A HOSPICE which faced an uncertain future earlier in the year has credited the community as providing light in the darkness.

St Mary’s Hospice in Ulverston was concerned about its future after its upcoming fundraising events were all cancelled due to the Covid-19 pandemic.

The hospice was also forced to shut its charity shops as well as the cafe at its Ford Park Crescent base - all key sources of income.

However, Val Stangoe, chief executive of St Mary’s Hospice said it was the generosity of the kind-hearted public which had allowed the hospice to survive lockdown.

She said: “Thank you to all of you who have helped us financially. Because of your previous generosity we started this year knowing that, if we had to, we could survive 12 months in lockdown.

“But your generosity has not stopped and you’ve made sure that we’re sitting here now knowing that we look after the people who need us for a good while yet.

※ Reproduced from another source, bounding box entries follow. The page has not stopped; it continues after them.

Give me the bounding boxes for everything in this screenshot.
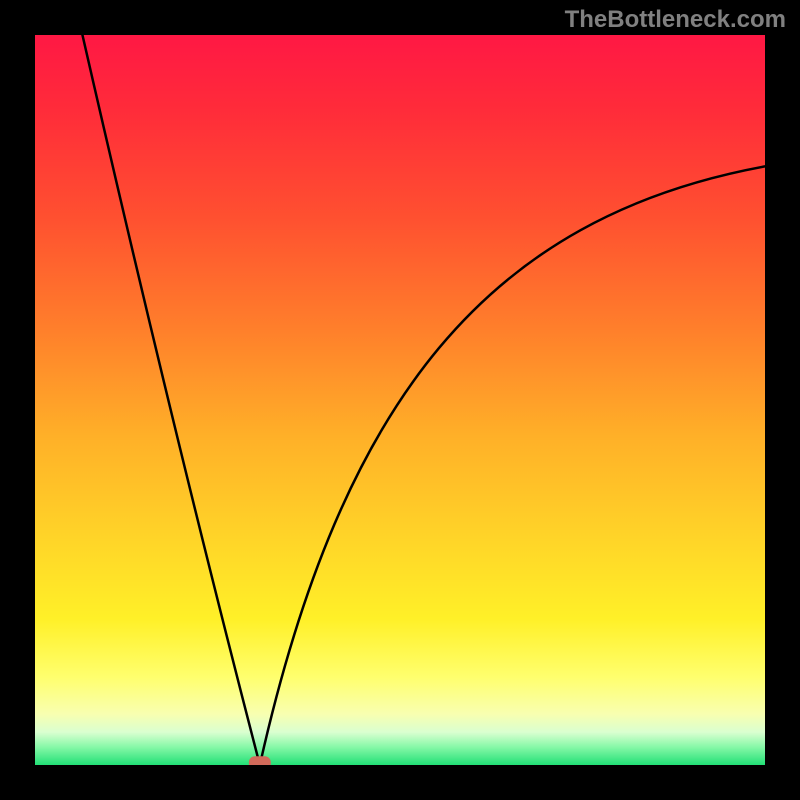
watermark-text: TheBottleneck.com xyxy=(565,6,786,34)
plot-area xyxy=(35,35,765,765)
plot-svg xyxy=(35,35,765,765)
chart-canvas: TheBottleneck.com xyxy=(0,0,800,800)
minimum-marker xyxy=(249,756,271,765)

“I’m thankful to live somewhere where the community came together so powerfully.

“Whether that was volunteers making sure that everyone got the food they needed, local businesses delivering things to people’s doors, or our support hub in Barrow.

“There was so much light in our darkness.”

Ms Stangoe also expressed thanks to the team of workers who went above and beyond during testing times.

She said: “I would like to thank everyone in our amazing local health and social care system - staffing our hospitals, nursing our care homes, GP surgeries, ambulance stations, and social care. Everyone who has been there day and night for the last month helping people who needed it.

“And as part of that I would like to include our own clinical staff. I have never seen our nursing teams more flexible and adaptable to make sure they could do whatever it was that people needed.

“I’d also like to remember our bereavement team, many of them volunteers, and our living well team. They too have worked continually to find new ways to be able to reach out to people when face-to-face wasn’t possible.